AQP4 appears promising, especially given the recent interest in the glymphatic system's role in neurodegenerative diseases. However, the potential for off-target effects in other organs and the risk of cerebral edema make drug development challenging.

Kir4.1 channels have been directly implicated in astrocyte dysfunction in neurological diseases, making them an attractive target. However, the challenge lies in the specificity of modulation.

Calcium channels have widespread roles, and while they're crucial for astrocyte function, targeting them might lead to broad and potentially detrimental effects unless drugs are designed with high specificity.

Connexin and pannexin channels provide an exciting avenue, given their role in gliotransmission.
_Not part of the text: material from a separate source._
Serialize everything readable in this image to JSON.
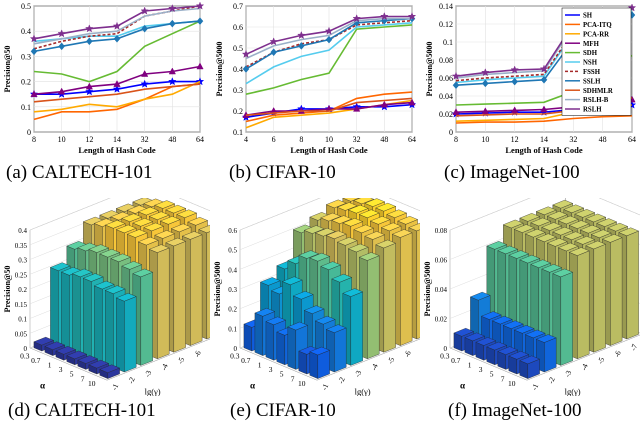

Yet, non-specific modulation might have broad implications for brain function.

Unmet need in Alzheimer's

Alzheimer's disease is a progressive neurodegenerative disorder characterized by cognitive decline, memory loss, and impaired daily functioning. The primary neuropathological hallmarks of AD include the accumulation of extracellular β-amyloid plaques and intracellular tau tangles, leading to neuronal loss and brain atrophy. Despite decades of research, there remains a significant unmet need in the treatment of AD. Current treatments primarily address symptoms, with limited effects on disease progression. This unmet need is accentuated by the debilitating nature of these diseases and the emotional and financial burden they place on patients, caregivers, and healthcare systems.

Market size

In the U.S., it's estimated that over 6 million people suffer from Alzheimer's alone, making it the 6th leading cause of death. As the aging population grows, these numbers are expected to increase.
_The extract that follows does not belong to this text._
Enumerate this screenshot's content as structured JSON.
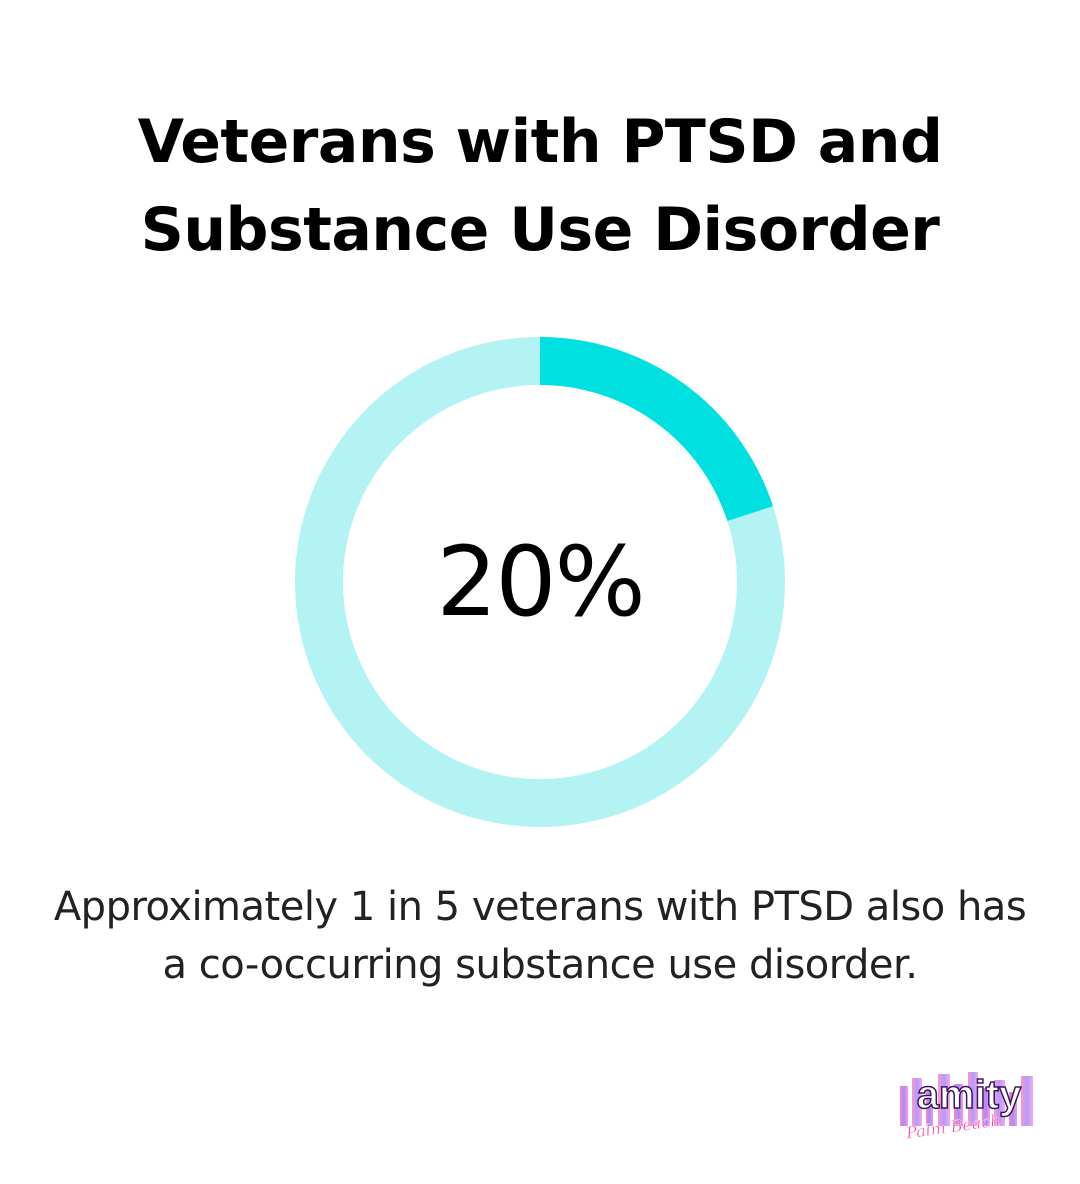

Approximately 10 million people suffer from AD and PD in the EU. Similar to the U.S., the aging population in Europe is set to increase the prevalence of these diseases.

The global prevalence of AD is estimated at around 50 million, and it's expected to triple by 2050. The combined prevalence of all neurodegenerative diseases is much higher.

Pricing

The pricing of therapies for neurodegenerative diseases is a complex issue. Given the significant unmet need and the potential for disease-modifying treatments to offer substantial value to patients, caregivers, and healthcare systems, there's a willingness-to-pay for effective therapies.
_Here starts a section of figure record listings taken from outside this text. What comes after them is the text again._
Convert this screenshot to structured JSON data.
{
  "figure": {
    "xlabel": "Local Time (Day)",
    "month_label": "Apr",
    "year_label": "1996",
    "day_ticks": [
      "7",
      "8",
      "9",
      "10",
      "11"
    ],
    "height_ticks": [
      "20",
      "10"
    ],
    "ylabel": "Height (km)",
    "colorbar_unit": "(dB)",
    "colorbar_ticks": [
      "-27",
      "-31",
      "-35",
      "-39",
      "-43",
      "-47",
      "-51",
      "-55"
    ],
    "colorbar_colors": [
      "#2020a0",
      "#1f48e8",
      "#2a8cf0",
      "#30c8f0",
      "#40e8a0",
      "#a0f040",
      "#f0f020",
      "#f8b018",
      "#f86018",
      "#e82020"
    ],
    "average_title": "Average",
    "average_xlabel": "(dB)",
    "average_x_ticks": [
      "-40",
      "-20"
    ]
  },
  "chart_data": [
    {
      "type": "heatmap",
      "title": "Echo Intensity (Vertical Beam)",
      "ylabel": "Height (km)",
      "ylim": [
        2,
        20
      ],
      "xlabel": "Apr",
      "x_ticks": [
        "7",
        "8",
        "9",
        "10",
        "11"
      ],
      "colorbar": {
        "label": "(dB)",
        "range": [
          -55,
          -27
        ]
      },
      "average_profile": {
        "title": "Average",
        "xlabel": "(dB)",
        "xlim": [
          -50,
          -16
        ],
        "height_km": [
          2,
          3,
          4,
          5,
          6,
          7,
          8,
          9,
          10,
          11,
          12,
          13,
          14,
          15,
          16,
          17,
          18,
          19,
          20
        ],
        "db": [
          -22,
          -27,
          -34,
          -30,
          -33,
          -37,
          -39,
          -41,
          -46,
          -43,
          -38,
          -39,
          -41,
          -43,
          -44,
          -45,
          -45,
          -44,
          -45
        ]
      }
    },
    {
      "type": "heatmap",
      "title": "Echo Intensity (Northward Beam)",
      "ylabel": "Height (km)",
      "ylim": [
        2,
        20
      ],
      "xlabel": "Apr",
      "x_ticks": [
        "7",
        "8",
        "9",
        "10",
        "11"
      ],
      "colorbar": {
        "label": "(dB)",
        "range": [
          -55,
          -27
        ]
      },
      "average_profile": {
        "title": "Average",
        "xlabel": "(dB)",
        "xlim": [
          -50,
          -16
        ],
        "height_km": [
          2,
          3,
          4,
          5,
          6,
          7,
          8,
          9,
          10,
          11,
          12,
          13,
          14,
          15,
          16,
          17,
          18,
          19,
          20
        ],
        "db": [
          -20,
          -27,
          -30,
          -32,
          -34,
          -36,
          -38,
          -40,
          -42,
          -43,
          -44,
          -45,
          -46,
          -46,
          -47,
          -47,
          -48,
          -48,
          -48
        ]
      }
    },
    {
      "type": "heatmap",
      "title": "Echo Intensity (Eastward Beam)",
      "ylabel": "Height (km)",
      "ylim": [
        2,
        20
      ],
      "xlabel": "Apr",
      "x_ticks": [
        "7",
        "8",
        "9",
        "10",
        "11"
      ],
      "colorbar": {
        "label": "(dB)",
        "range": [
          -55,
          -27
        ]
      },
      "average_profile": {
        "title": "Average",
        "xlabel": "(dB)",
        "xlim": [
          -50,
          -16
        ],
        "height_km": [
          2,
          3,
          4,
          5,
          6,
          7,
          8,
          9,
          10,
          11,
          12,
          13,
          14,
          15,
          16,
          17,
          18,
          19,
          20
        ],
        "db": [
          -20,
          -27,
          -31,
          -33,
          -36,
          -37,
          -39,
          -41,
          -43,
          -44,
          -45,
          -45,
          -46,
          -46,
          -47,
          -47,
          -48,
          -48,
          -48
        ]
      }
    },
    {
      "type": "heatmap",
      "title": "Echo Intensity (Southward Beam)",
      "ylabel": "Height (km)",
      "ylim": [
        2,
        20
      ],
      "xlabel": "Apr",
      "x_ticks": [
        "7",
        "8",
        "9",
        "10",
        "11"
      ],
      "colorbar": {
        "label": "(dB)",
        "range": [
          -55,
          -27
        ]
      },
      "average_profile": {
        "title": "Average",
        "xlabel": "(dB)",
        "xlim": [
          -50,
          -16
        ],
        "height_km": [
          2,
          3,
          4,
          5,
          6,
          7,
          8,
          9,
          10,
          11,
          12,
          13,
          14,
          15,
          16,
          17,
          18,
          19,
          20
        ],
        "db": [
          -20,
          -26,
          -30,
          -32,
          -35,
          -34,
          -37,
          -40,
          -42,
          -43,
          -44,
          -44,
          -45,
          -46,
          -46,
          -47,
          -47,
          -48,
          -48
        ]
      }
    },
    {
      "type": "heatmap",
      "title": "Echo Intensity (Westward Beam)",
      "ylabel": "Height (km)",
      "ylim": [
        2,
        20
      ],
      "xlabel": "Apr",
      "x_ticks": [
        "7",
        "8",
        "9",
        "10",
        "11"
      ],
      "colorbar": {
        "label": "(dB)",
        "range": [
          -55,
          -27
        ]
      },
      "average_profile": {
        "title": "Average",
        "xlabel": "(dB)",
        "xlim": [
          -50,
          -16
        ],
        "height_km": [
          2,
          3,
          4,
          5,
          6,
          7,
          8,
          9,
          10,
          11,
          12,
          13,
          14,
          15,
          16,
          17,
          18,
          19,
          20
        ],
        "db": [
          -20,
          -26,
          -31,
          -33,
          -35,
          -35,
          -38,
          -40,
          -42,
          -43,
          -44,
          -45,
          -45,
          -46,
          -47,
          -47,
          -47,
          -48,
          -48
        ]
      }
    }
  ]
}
Novel treatments with proven efficacy in halting or reversing disease progression can command high prices. For example, Aduhelm, a recently approved Alzheimer's drug in the U.S., launched with a list price of around $56,000 per year. However, this price was viewed as controversial in light of the debatable clinical benefit provided by the drug, leading to challenges with reimbursement and disappointing launch.

Leqembi (lecanemab), another amyloid-beta targeting antibody that was approved in July 2023, may have a more promising commercial future. Leqembi has a lower list price of around $26,500 and stronger clinical data than Aduhelm (aducanumab), although there were some safety issues.